Midland County’s Long Term Disaster Recovery Group is pleased to announce that three case managers have been hired to provide support and resources for Midland County residents impacted by the flood.

In addition, a construction manager and volunteer manager have joined the team to support recovery efforts. Case managers will also be available to help people apply for FEMA and advocate for them in the FEMA process.

The Long Term Disaster Recovery Group is working collaboratively to lead recovery and rebuild efforts. Made up of a broad representation of philanthropy organizations, nonprofits, businesses, government, faith community, civic groups and schools, they are working together to chart a path forward.

“We understand there are a lot of questions people have as they navigate the rebuilding process of their homes and lives,” said Holly Miller, president and CEO of United Way of Midland County. “Case managers play a vital role and will help guide people through the process, support them throughout their journey and help connect them with vital financial, volunteer, materials and human service resources.”

Over 2,400 homes reported flood damage in Midland County, causing an estimated $100 million in residential damage. To support the recovery efforts, the group has identified six key focus areas: financial support, volunteer coordination, housing, rebuild & construction, public relations and case management.

“There is no single funder, including FEMA who can make everyone whole,” shared Nancy Money, Coordinator for Disaster Recovery Ministries for The Michigan Conference of The United Methodist Church. “Our priority to ensure homes are safe and livable to provide stability for families. This requires a systematic, collaborative approach that leverages federal, state and local dollars along with volunteers and in-kind donated materials.”

Money shared that the recovery process will be driven by the case management team to support and guide individuals through the rebuild journey. They will work closely with the construction manager to assess homeowner needs, remediation completeness and develop plans. Those plans will be presented to the funding group where dollars and in-kind donations will be deployed, along with potential volunteer support to ensure local dollars can help as many people as possible.

Money shared that this best-practice disaster response strategy is being deployed by all major flooding funders and will help us stretch limited local dollars to impact the most families.

The case management team and construction manager will work under UMCOR (United Methodist Committee on Relief) and are grant funded by UMCOR and through the Flood Recovery Fund at the Midland Area Community Foundation. The recovery volunteer manager is part of United Way of Midland County’s team. Two case managers will work out of the United Way office in downtown Midland with another stationed at Meridian Elementary School in Sanford.

“The Midland Area Community Foundation believes by focusing on long-term flood recovery, we’re maximizing contributions to our Flood Relief Fund,” said Alysia Christy, Director of Community Impact at the Midland Area Community Foundation and Co-Chair of the Long Term Recovery Financial Resource Deployment Sub-Group. “We want to be very intentional on where we spend our dollars. We understand that by focusing on the future of our community and investing in case management, we’re investing in a long term recovery plan that avoids duplication, maximizes resources and provides equitable access for all.”

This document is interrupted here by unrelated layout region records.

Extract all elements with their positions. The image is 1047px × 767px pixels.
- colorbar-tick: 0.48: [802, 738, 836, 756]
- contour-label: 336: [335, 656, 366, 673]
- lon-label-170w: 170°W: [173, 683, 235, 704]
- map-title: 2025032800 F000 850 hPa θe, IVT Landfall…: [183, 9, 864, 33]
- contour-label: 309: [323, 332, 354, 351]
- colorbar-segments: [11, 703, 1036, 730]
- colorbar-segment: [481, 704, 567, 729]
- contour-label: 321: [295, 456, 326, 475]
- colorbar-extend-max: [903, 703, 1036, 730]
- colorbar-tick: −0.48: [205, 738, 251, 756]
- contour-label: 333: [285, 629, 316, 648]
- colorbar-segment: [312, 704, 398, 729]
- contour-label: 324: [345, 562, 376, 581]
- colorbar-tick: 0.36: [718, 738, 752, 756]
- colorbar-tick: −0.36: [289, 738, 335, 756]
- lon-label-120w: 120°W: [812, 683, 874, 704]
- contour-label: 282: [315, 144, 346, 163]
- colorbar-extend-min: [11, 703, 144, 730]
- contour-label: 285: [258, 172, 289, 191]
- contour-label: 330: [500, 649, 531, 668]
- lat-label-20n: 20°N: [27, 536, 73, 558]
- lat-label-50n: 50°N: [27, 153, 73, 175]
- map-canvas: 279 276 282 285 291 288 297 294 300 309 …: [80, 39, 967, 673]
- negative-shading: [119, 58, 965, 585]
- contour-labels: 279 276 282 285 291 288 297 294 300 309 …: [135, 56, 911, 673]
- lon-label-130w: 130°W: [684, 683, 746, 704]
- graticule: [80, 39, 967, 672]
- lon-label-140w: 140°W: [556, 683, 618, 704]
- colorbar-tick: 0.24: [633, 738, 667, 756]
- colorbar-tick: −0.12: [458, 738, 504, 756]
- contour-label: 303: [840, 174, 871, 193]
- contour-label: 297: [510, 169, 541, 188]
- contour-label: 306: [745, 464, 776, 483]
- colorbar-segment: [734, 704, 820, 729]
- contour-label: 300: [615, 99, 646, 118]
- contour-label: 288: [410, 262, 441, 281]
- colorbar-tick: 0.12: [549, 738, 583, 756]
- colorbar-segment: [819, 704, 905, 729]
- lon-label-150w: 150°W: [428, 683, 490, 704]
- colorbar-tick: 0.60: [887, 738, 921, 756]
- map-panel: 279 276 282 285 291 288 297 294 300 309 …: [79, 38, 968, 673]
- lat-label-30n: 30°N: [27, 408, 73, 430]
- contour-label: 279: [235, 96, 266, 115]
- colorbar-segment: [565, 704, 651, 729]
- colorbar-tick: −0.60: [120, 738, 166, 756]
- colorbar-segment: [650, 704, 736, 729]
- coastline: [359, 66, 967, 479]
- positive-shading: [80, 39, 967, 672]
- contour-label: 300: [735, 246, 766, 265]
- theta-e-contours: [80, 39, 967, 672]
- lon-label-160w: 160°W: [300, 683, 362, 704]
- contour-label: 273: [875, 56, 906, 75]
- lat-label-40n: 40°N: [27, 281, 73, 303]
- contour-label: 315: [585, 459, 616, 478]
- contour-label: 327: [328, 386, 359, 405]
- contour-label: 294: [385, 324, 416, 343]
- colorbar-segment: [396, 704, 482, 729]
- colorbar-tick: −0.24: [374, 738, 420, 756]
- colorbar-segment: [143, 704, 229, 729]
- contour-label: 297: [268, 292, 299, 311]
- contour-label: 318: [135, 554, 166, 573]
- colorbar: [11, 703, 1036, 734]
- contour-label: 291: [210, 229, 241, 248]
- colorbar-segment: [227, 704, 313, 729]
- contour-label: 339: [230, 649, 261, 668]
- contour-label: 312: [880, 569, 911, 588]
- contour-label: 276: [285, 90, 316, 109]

Case managers will also provide emotional support and help connect people with the additional resources they need to insure well-being during this difficult chapter.

In addition to case management, the Long Term Disaster Recovery Group is providing community members with tips for how to avoid those who attempt fraud during this recovery phase.

“Our community has been so blessed by so many helpers coming from across the street and across the country,” Miller said. “But during every major disaster, there’s always the opportunity for fraud. In order to protect our citizens and also to honor legitimate organizations coming to help, we have a few pointers to help a homeowner as they navigate contractors and other people who are offering to help.”

Here are three tips on how to avoid fraudulent behavior:

  • Utilize common sense. Never pay more than one-third of the cost to the contractor prior to the work being complete.
  • Do research. Get two quotes to ensure you are paying fair market value.
  • Check references. Ask for proof of insurance and a copy of license to ensure you are working with licensed contractor. Check references.

Case managers will be available via phone Monday through Friday from 9 a.m. to 5 p.m. or by appointment at 989-374-8000.